Whereas consumer preferences 10 years from now are a little more difficult to anticipate.

“Are they still going to want russeted skin variety? Are they going to want a really light-colored fry, has become the industry standard,” Thornton said.

Focus groups have reinforced the demand for quality, he said, and the current standard for french fries with no defects and uniform color will not change.

The one area Thornton feels the industry has to improve on is in flavor, and this is where the specialty varieties that are currently in development may attract consumers. Thornton sees the potential for the colored skin and colored flesh varieties but they have to taste good and look good after cooking.

“I think it’s both about appeal and in the end, taste,” Thornton said.

“You know after I cook it, does it taste as good as it looks? You know if consumers don’t like the taste or the way that it conforms after you’ve processed it or cook it, you know it’s never going to go anywhere,” he said.

At the same time that they are developing visually attractive potatoes, USDA researchers at Prosser, Wash., led by Chuck Brown and Roy Navarre, are exploring how to improve the nutrient content of potatoes.

“How do we increase the iron content in potatoes so it’s more nutritionally sound?

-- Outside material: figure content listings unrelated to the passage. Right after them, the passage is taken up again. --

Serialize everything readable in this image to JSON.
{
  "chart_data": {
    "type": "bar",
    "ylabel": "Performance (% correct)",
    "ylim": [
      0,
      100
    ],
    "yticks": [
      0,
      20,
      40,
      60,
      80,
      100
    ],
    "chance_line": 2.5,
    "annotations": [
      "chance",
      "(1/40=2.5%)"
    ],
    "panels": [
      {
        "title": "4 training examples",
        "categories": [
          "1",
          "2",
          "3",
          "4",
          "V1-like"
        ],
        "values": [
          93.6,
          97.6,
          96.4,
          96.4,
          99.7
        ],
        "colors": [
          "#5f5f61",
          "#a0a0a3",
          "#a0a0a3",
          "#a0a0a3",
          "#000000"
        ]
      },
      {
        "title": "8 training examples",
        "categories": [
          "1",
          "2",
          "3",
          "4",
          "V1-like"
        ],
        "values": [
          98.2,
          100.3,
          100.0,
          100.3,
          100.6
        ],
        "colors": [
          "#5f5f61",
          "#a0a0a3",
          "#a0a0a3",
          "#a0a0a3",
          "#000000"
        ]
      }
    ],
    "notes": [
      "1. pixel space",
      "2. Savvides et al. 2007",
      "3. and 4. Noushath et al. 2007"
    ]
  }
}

How do we increase key anti-oxidants that consumers would see as health benefits?” Thornton said.

The newest potato to be introduced is the Yukon Gem in 2006. It is similar in appearance to the Yukon Gold: a whitish yellow skin and a yellow colored flesh.

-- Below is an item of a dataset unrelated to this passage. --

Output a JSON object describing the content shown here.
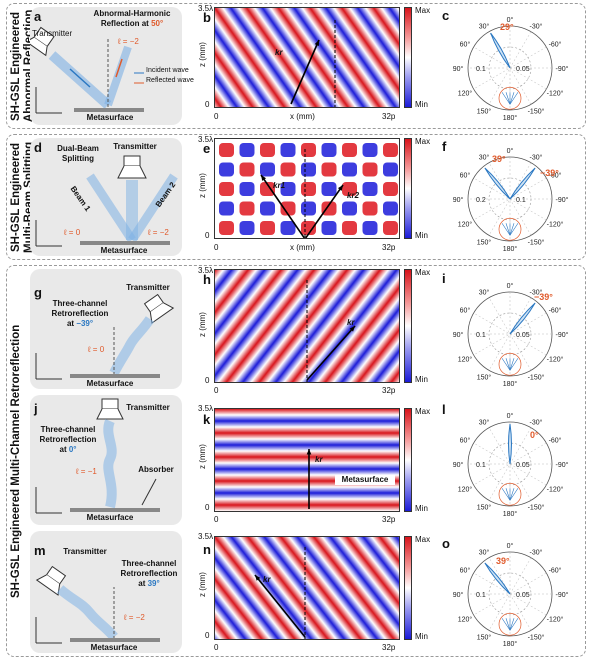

“It grows a little better than Yukon Gold, so it’s a little more grower friendly in terms of yield,” Thornton said. “It seems to yield better, have a better uniform tuber size, so you don’t get those great big ones that consumers don’t know what to do with, but it also has very good culinary quality when it is cooked.”

Another potato that could be introduced this winter, is one Thornton tentatively calls the Huckleberry Gold. The potato has not been officially named, but Thornton feels it is ready for introduction and could be approved this winter when the Potato Advisory committee meets in Aberdeen, Idaho.

Thornton describes the Huckleberry as a “nice blue to purple skin and a really nice bright yellow flesh and it really looks attractive when you cook it up,” he said.

Additionally, growers will like the potato because it yields well and produces a good, uniform size, he said.
As the potato industry introduces these new, colorful potatoes, Thornton said the apple market is a marketing model the potato industry should follow.

“If you look at the apple market, you can get a really wide diversity of apple varieties, and they’re all labeled by variety and use. You know this one is really tart and good in pies, this one is great fresh and I see us kind of going that way with potatoes,” Thornton said.

“We could have a selection in the grocery store that would have the information that would tell the consumers that this one is really good boiled or this one is good baked, this one makes really good french fries. You know, give consumers more choices and more appealing products that they can make out of different variety selections.”

Beyond the new varieties, another project that Thornton is very excited about is in manipulating the physiological age of seed in two varieties. The initial work was conducted by researchers at Washington State University, but Thornton has been working with Kimberly station researchers Nora Olsen and Phil Nolte for the past three years and he believes they have the data to present a very good model.

“We warm up the seed right after harvest,” Thornton said, explaining the process, “then cool the potatoes down, in the spring. It’s basically acting like an older seed piece. It’ll produce four stems per plant instead of two or three.”

Growers will have smaller potatoes but more of them. They’ll have the same yield but more evenly distributed across the sizes that growers, processors and the fresh pack industry want.

Thornton sees this as a major development for seed growers.

“If we could increase their set, get the same yield but more potatoes in that ideal size range for a seed producer, he may even be able to increase his seed production using the same seeding rate,” Thornton said. “I think this is dynamite information for seed producers in terms of producing their own crop.”